- 349 Okunma
- 0 Yorum
- 0 Beğeni
YAŞADIKÇA...
İnsanoğlu yaşadıkça yaşamın bütününe doğru netleşiyor...Yaşıyor ve yaşadığı kadarıyla genişliyor,derinleşiyor. Tecrübeleriyle,konuştuklarıyla,yaptıklarıyla genişliyor. Yaşadıklarımızda saklı olan hayatın bütününe ancak tecrübelerimizle ulaşabiliyoruz.
İnsan, Bazen yaşamın ortasında Bazen de kıyısında buluyor yürüyüşünü,yani kendi benliğini. Her şeyimizle hayatın içinde duran bir cevabız yeter ki bizde mündemiç olan soruları tecrübelerle uyandıralım. Varoluşumuz ve Duruşumuz dünyada,sevdalarımız ve korkularımız yüreğimizde,aklımızda sorular,cümleler ,yaşantılar...İşte Varlığımızın bütünlüğünün saklı olduğu noktalar...
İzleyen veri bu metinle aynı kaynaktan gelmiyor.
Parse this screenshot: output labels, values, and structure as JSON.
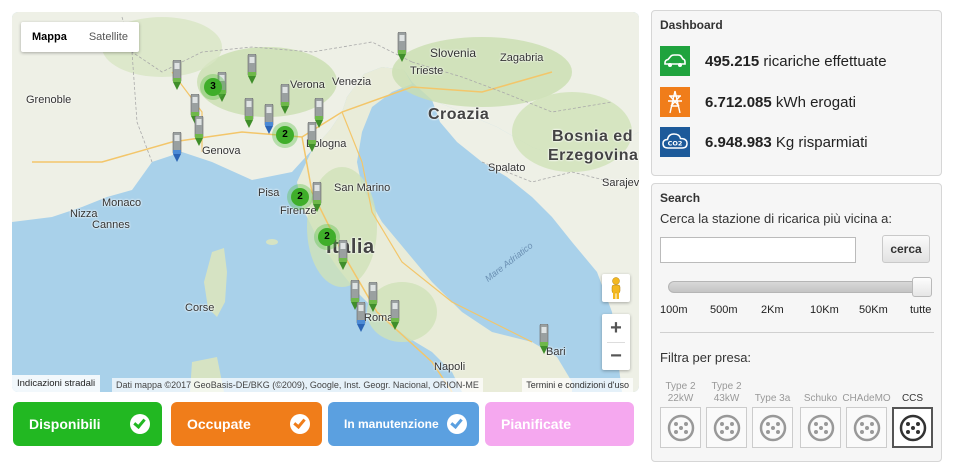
{
  "map": {
    "type_control": {
      "map_label": "Mappa",
      "satellite_label": "Satellite"
    },
    "labels": {
      "slovenia": "Slovenia",
      "zagabria": "Zagabria",
      "trieste": "Trieste",
      "verona": "Verona",
      "venezia": "Venezia",
      "grenoble": "Grenoble",
      "genova": "Genova",
      "monaco": "Monaco",
      "nizza": "Nizza",
      "cannes": "Cannes",
      "san_marino": "San Marino",
      "firenze": "Firenze",
      "pisa": "Pisa",
      "stazione": "Bologna",
      "italia": "Italia",
      "croazia": "Croazia",
      "bosnia": "Bosnia ed",
      "erzegovina": "Erzegovina",
      "spalato": "Spalato",
      "sarajevo": "Sarajevo",
      "mare_adriatico": "Mare Adriatico",
      "corse": "Corse",
      "roma": "Roma",
      "napoli": "Napoli",
      "bari": "Bari"
    },
    "clusters": [
      "3",
      "2",
      "2",
      "2"
    ],
    "footer": {
      "indications": "Indicazioni stradali",
      "credits": "Dati mappa ©2017 GeoBasis-DE/BKG (©2009), Google, Inst. Geogr. Nacional, ORION-ME",
      "terms": "Termini e condizioni d'uso"
    },
    "zoom": {
      "in": "+",
      "out": "−"
    }
  },
  "status_filters": [
    {
      "label": "Disponibili",
      "color": "#22b822"
    },
    {
      "label": "Occupate",
      "color": "#f07d1a"
    },
    {
      "label": "In manutenzione",
      "color": "#5ba0e0"
    },
    {
      "label": "Pianificate",
      "color": "#f5a8ef"
    }
  ],
  "dashboard": {
    "title": "Dashboard",
    "stats": [
      {
        "value": "495.215",
        "unit": "ricariche effettuate",
        "icon": "car-icon",
        "color": "#1fa33e"
      },
      {
        "value": "6.712.085",
        "unit": "kWh erogati",
        "icon": "power-tower-icon",
        "color": "#f07d1a"
      },
      {
        "value": "6.948.983",
        "unit": "Kg risparmiati",
        "icon": "co2-cloud-icon",
        "color": "#1d5a9a"
      }
    ]
  },
  "search": {
    "title": "Search",
    "subtitle": "Cerca la stazione di ricarica più vicina a:",
    "input_value": "",
    "button_label": "cerca",
    "slider_ticks": [
      "100m",
      "500m",
      "2Km",
      "10Km",
      "50Km",
      "tutte"
    ],
    "slider_value": "tutte",
    "filter_title": "Filtra per presa:",
    "plugs": [
      {
        "name_line1": "Type 2",
        "name_line2": "22kW",
        "selected": false
      },
      {
        "name_line1": "Type 2",
        "name_line2": "43kW",
        "selected": false
      },
      {
        "name_line1": "Type 3a",
        "name_line2": "",
        "selected": false
      },
      {
        "name_line1": "Schuko",
        "name_line2": "",
        "selected": false
      },
      {
        "name_line1": "CHAdeMO",
        "name_line2": "",
        "selected": false
      },
      {
        "name_line1": "CCS",
        "name_line2": "",
        "selected": true
      }
    ]
  }
}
İnsanoğlu, çalışmazsa,kendisindeki zenginlikleri işlemez ve harekete geçirmezse,hayata içten gelen bir hamleyle dahil olmak isteğini hissettirmezse,ruhu ve benliği sertleşir,taş gibi olur ve hareketsizleşir ,tüm bunlarla birlikte kendiside ölü bir varlık haline gelir. Fakat insanın hayatı ve ruhunun gelişmesi,karşılaştığı gerçeklerle hakiki bir irtibat kurmasına bağlıdır. İnsan hayat içindeki olay ve olgularla ,kurduğu bir takım bağlantılarla kendinde ve YARATANINDA genişler,derinleşir.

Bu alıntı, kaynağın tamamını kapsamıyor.